The type of ensemble used depends on which macroscopic quantities are kept constant:

* **Microcanonical Ensemble (NVE):** This ensemble represents an isolated system where the **number of particles ($N$), volume ($V$), and total energy ($E$) are fixed**. All systems in this ensemble have exactly the same energy.
* **Canonical Ensemble (NVT):** This ensemble represents a closed system in thermal contact with a heat reservoir. Here, the **number of particles ($N$), volume ($V$), and temperature ($T$) are fixed**. Energy can fluctuate between the system and the reservoir.
* **Grand Canonical Ensemble ($\mu$VT):** This ensemble represents an open system that can exchange both energy and particles with a reservoir. Here, the **chemical potential $\mu$, volume $V$, and temperature $T$ are fixed**. Both energy and particle number can fluctuate.
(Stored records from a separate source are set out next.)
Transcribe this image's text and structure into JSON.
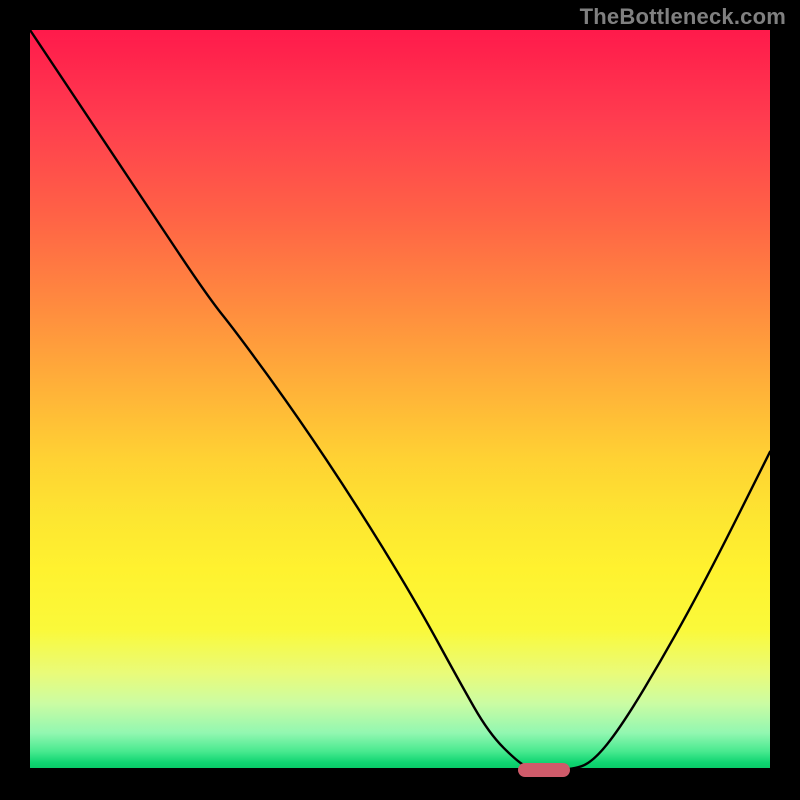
{
  "watermark": "TheBottleneck.com",
  "chart_data": {
    "type": "line",
    "title": "",
    "xlabel": "",
    "ylabel": "",
    "xlim": [
      0,
      100
    ],
    "ylim": [
      0,
      100
    ],
    "grid": false,
    "series": [
      {
        "name": "bottleneck-curve",
        "x": [
          0,
          8,
          16,
          24,
          28,
          36,
          44,
          52,
          58,
          62,
          66,
          68,
          73,
          76,
          80,
          86,
          92,
          100
        ],
        "y": [
          100,
          88,
          76,
          64,
          59,
          48,
          36,
          23,
          12,
          5,
          1,
          0,
          0,
          1,
          6,
          16,
          27,
          43
        ]
      }
    ],
    "optimal_zone": {
      "x_start": 66,
      "x_end": 73,
      "y": 0
    },
    "gradient": {
      "top_color": "#ff1a4b",
      "mid_color": "#ffd233",
      "bottom_color": "#07c766"
    }
  }
}
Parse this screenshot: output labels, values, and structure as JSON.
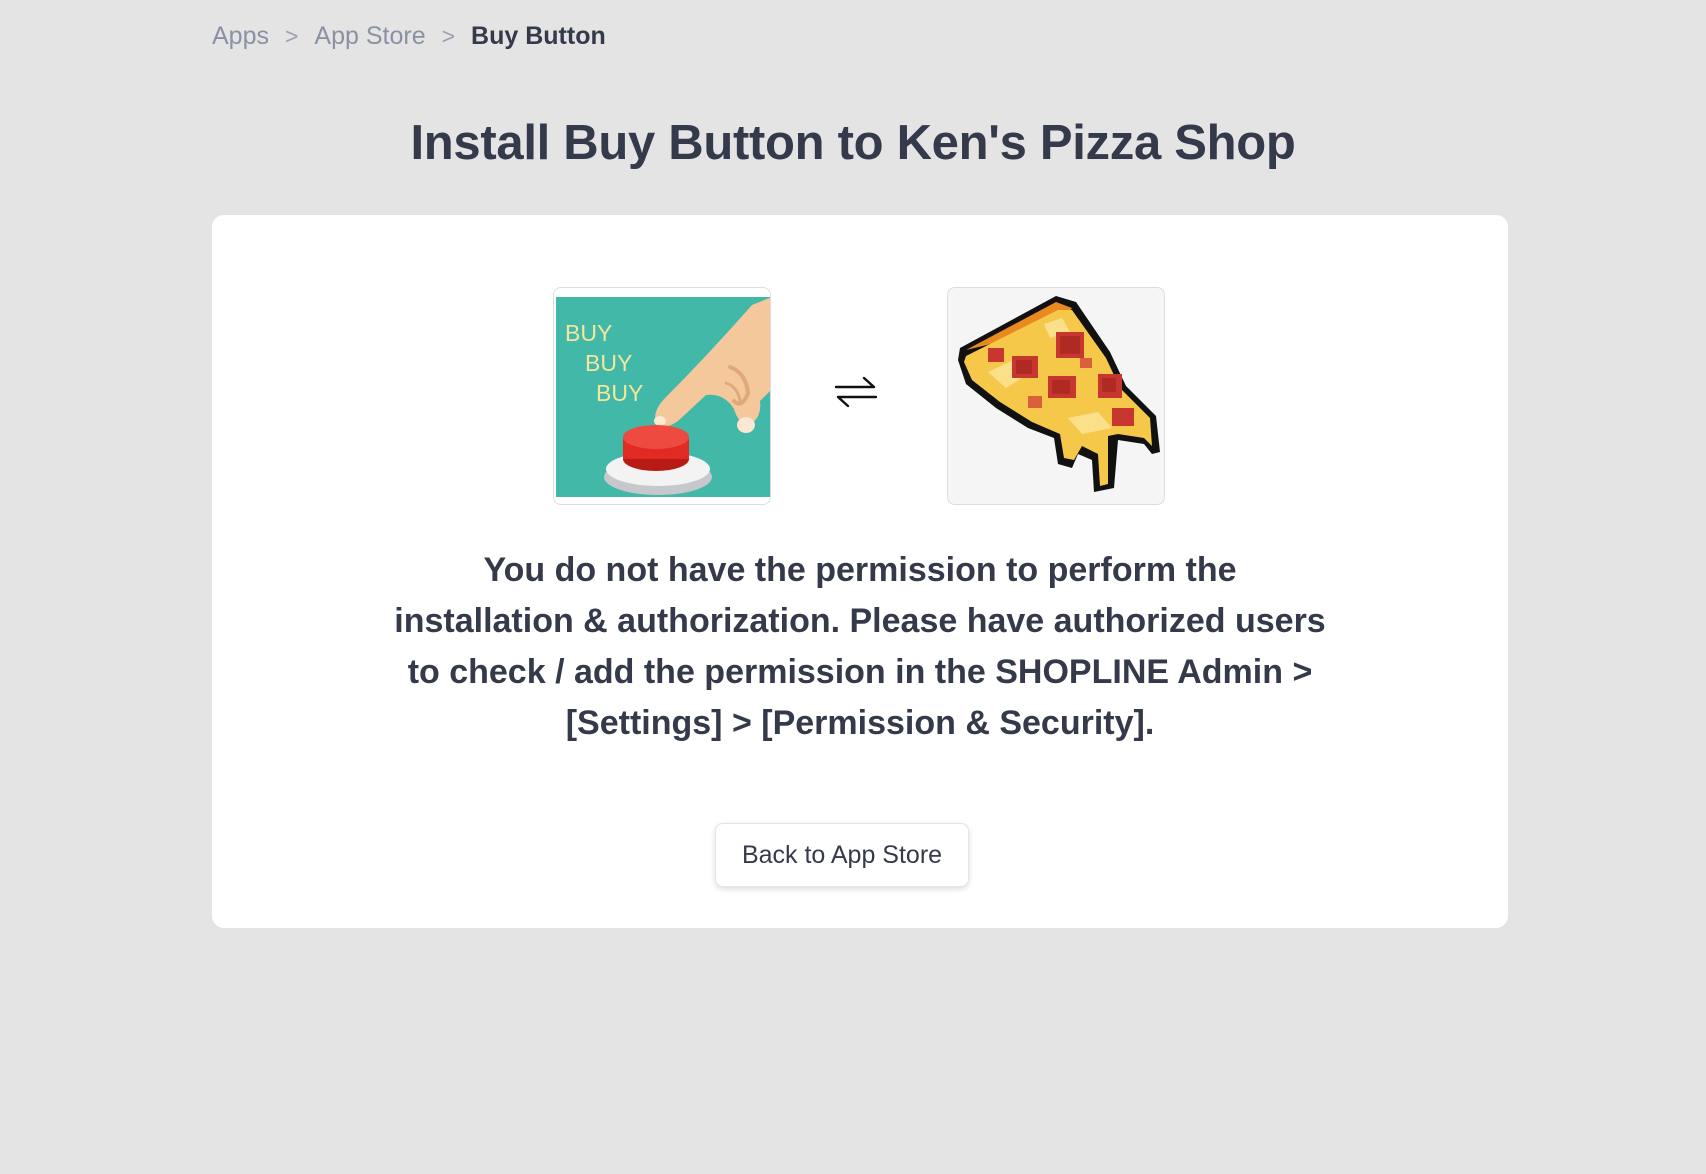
{
  "breadcrumb": {
    "items": [
      "Apps",
      "App Store"
    ],
    "separator": ">",
    "current": "Buy Button"
  },
  "page": {
    "title": "Install Buy Button to Ken's Pizza Shop"
  },
  "install": {
    "app_icon_text": [
      "BUY",
      "BUY",
      "BUY"
    ],
    "swap_icon": "swap-arrows-icon",
    "shop_icon": "pizza-slice-icon",
    "message": "You do not have the permission to perform the installation & authorization. Please have authorized users to check / add the permission in the SHOPLINE Admin > [Settings] > [Permission & Security].",
    "back_button_label": "Back to App Store"
  },
  "colors": {
    "background": "#e4e4e5",
    "card": "#ffffff",
    "text": "#353a4a",
    "muted": "#8a91a2",
    "app_icon_bg": "#42b8a9",
    "app_icon_text": "#f4e69a",
    "button_red": "#e02a23"
  }
}
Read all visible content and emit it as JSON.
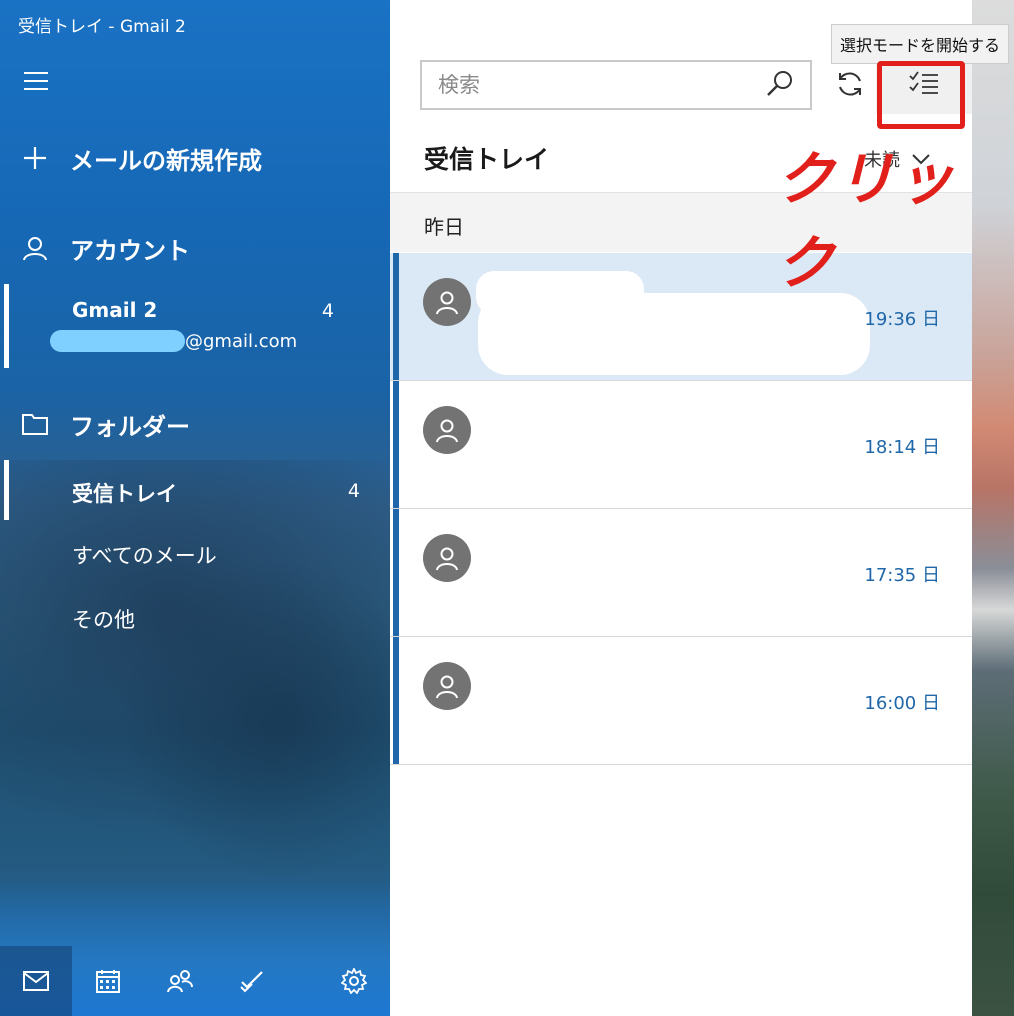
{
  "window": {
    "title": "受信トレイ - Gmail 2"
  },
  "sidebar": {
    "new_mail_label": "メールの新規作成",
    "accounts_label": "アカウント",
    "account": {
      "name": "Gmail 2",
      "count": "4",
      "email_suffix": "@gmail.com"
    },
    "folders_label": "フォルダー",
    "folders": [
      {
        "label": "受信トレイ",
        "count": "4"
      },
      {
        "label": "すべてのメール"
      },
      {
        "label": "その他"
      }
    ]
  },
  "toolbar": {
    "search_placeholder": "検索",
    "tooltip": "選択モードを開始する"
  },
  "list": {
    "title": "受信トレイ",
    "filter_label": "未読",
    "date_header": "昨日",
    "items": [
      {
        "time": "19:36 日"
      },
      {
        "time": "18:14 日"
      },
      {
        "time": "17:35 日"
      },
      {
        "time": "16:00 日"
      }
    ]
  },
  "annotation": {
    "text": "クリック",
    "color": "#e2201b"
  },
  "colors": {
    "accent": "#1f67a8",
    "sidebar": "#1a6ec0",
    "selected_row": "#dbe9f6"
  }
}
We will review all these different ensembles in detail a bit later.

---

## Liouville's theorem

Liouville's theorem in statistical mechanics states that the density of system points in phase space remains constant along the trajectories of a Hamiltonian system. In simpler terms, it means that the "volume" occupied by a group of particles in phase space remains unchanged as they move through time. This theorem is a cornerstone of statistical mechanics, particularly when dealing with conservative systems.

Liouville's theorem is a cornerstone of statistical mechanics, providing a fundamental insight into how systems evolve in **phase space**. It essentially states that the **density of points in phase space remains constant along the trajectories of the system**. This is analogous to an **incompressible fluid** flow in phase space.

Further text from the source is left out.